Will turnout be lower again in 2024?
Will voters be persuaded to vote by the lacklustre Keir Starmer or the not very engaging billionaire Rishi Sunak? In Scotland, will Nicola Sturgeon lead her party to the promised land via a de facto “referendum general election”? Will Northern Ireland’s Sinn Fein capture the Province’s Westminster seats and its new MPs turn up in London’s parliament?
Will Mark Drakeford’s “good pandemic” lead to a Labour revival in Wales? Or will the Tories again capture power, mainly because it got its vote out, with voter fatigue keeping other voters away from the polls?
Public disengagement from the political process must worry all democrats, regardless of political allegiance. Tesco’s The Christmas Party is a symptom of the political upheavals of recent times. It is also a manifestation of the public mood. The chart below (which appears in the House of Commons Library study) tells its own story.
UK democracy needs to press CTRL+ALT+DEL and reset
There is, without doubt, an opportunity for a political force that promises to give the public reason to believe again in the political process and the importance of political engagement. At present, no such party is to be seen. Britain’s newest party, The Christmas Party, has the advantage of knowing that large numbers of people across the land value Tesco.

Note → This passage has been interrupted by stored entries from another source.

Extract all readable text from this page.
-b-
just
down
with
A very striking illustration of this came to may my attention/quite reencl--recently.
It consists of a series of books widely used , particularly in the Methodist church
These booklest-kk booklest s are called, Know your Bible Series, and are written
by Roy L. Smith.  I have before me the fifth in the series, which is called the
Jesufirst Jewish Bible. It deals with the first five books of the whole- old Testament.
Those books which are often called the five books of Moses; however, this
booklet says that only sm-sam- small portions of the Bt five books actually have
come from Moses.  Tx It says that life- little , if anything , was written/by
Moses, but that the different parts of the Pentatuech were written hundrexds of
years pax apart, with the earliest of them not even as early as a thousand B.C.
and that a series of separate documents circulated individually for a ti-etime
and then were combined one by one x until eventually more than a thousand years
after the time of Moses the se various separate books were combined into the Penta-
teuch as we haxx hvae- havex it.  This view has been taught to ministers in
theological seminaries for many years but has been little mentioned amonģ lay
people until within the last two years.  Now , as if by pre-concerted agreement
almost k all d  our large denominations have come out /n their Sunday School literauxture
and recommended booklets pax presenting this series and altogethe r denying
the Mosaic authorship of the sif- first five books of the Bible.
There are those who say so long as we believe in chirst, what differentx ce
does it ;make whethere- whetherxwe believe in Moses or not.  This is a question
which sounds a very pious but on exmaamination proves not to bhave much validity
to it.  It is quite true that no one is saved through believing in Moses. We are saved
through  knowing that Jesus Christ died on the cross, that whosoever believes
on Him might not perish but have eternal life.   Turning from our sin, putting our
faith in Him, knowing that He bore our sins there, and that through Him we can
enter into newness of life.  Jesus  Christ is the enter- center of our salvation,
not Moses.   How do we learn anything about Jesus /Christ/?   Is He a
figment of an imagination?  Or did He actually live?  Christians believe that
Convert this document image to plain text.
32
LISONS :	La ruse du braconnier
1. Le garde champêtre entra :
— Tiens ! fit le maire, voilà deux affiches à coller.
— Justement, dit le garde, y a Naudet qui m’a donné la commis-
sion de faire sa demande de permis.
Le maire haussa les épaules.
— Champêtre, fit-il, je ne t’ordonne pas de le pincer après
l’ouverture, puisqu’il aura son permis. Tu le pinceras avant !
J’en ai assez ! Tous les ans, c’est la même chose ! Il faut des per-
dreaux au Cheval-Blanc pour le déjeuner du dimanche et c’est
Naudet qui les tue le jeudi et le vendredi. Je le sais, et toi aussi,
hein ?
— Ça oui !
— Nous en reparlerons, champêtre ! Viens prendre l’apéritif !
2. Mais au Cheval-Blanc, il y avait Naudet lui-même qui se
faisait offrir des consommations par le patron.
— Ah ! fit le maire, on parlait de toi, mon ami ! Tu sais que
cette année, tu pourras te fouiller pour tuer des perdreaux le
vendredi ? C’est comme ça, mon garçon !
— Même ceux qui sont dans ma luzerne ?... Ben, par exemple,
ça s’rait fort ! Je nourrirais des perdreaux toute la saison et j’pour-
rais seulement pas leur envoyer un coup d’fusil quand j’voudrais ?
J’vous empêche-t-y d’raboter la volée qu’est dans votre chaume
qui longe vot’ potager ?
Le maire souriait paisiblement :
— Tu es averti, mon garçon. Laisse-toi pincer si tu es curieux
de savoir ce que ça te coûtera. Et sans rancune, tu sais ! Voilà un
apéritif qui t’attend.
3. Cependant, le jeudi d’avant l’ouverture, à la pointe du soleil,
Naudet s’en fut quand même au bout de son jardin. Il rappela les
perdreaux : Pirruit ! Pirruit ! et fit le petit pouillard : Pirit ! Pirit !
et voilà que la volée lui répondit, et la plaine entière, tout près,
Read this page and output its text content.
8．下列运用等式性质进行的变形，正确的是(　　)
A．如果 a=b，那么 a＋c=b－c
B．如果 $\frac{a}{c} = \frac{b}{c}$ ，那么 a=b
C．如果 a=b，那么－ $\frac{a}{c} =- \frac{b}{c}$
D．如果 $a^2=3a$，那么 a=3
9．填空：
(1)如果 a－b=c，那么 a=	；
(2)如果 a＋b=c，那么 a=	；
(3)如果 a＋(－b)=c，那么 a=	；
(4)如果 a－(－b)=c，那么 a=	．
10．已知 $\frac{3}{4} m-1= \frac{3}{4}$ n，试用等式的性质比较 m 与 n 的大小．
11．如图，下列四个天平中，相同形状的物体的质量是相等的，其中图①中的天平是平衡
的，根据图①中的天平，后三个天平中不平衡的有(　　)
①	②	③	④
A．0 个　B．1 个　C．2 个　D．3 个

Will voters in the next general election come out to vote in large numbers, and if they do, will they be voting enthusiastically for a party or leader that has captured their trust, or will they be voting mainly to stop those they dislike?
What is clear is that our democracy is weaker and less resilient than we perhaps thought. Our constitution is consistently under scrutiny, its weaknesses more apparent by the day.
That we need a democracy reset is unquestionable. How it is to happen is a mystery.